Ahora era demasiado tarde para resurgir. La dolencia del marido la había dejado exhausta, la última etapa había acabado con todas sus fuerzas. Aunque su matrimonio no fue fruto del amor ni de la pasión, tras aquel cristal no estaba el culpable de su castigo, no trataba de justificarlo, él fue un buen hombre. Un hombre dotado sólo para el trabajo y para conseguir el pan de los suyos. Fueron tiempos duros para los dos, pero ni siquiera esta lucha juntos les produjo complicidad. Sin darse cuenta, el paso del tiempo les derivó a una rutina peligrosa, un aislamiento individual aceptado en gustos y entretenimientos. Después, la dura enfermedad acabó con todo.

Pensándolo bien la experiencia vital de su marido fue como la de una planta que  nace, crece, se reproduce y muere. Un hombre vulgar, simple y egoísta que sin embargo la adoraba y la obedecía en todo. Quizás la falta de personalidad de su consorte influyó en la educación de los hijos, es posible. A veces, desesperada, trataba de implicarlo en los problemas familiares que provocaban la actitud rebelde de los vástagos. Se preguntaban cuando él estaba bien: ¿En qué nos hemos equivocado para que se comporten así? Ninguno de los dos sabría responder, pero ella al menos necesitaba un motivo, una justificación, saber que motivó el distanciamiento de la prole, a él no parecía preocuparle lo más mínimo y eludía toda responsabilidad.

Sin embargo los reproches a aquel cuerpo inerte no eran tales, apenas servían para justificarse. Aquel momento del velatorio fue un instante íntimo para volver a hacerse las mil y una preguntas que le asaltaban desde hacía demasiado tiempo. Preguntas sin respuestas, errores sin solución que la habían convertido en una vieja amargada que saltaba como un resorte ante cualquier dificultad, incapaz de racionalizar los momentos.

Estaba enfadada con ella misma, ¿cómo no se dio cuenta de tanta mentira y tanta equivocación?. La docilidad ante la adversidad, esa era la ecuación que nunca supo resolver.

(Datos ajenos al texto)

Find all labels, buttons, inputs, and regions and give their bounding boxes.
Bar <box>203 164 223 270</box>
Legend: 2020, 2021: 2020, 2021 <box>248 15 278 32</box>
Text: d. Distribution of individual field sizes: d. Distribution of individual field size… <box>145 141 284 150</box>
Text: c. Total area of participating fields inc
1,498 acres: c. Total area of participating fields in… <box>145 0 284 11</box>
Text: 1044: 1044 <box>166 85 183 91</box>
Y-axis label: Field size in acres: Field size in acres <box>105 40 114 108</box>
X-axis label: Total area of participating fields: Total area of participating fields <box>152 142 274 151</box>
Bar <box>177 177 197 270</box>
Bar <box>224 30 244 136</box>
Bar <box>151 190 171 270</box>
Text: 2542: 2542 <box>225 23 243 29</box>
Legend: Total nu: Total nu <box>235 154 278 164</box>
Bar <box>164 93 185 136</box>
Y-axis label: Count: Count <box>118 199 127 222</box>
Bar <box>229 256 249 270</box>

Ahora sabía que el tiempo jugaba en su contra ¿cuántos años más podría vivir? Tenía demasiados achaques, casi tantos como dolores, pero a pesar de todo reconocía que ninguno de sus males actuales eran mortales. Ocho o diez años más de vida, eso le pedía al futuro, un futuro para reconciliarse con ella misma y con el mundo. Los hijos, ¿qué importaban en estos momentos? Ni siquiera sabía si alguno vendría al funeral.

Hacía algunas horas que había amanecido, acostumbrada al insomnio sólo estaba algo cansada. Instintivamente sacó de su bolso el móvil, buscó en la agenda el número de la peluquera, eludiendo hablar del inminente funeral dijo con voz firme:

- Paqui, necesito que me des hora para pasado mañana. Sí, ya sabes, corte tinte y moldeado. 

Nada mejor que reafirmar su imagen. Más tarde dejaría pasar un par de jornadas, después se llegaría a la agencia de viajes para reservar un crucero por el Mediterráneo. Dudó un momento, ¿sola?, la verdad es que no le resultaría difícil convencer a su amiga y vecina, la viuda del quinto, la única que estaba al tanto de su sufrimiento y su frustración. No le importaba el costo de ese capricho, el dinero era lo de menos, al fin y al cabo había sido capaz de ahorrar de la pequeña pensión. Además, estaba segura que más pronto que tarde aquellos interesados le reclamarían la parte de la herencia del padre. Cuando volviese del viaje se compraría un ordenador y se apuntaría a un curso de Internet, siempre le apasionaron las nuevas tecnologías.

El bullicio de la gente y el olor a café le confirmaron el cambio de actitud, sabiéndose sola y libre pensó, ahora o nunca.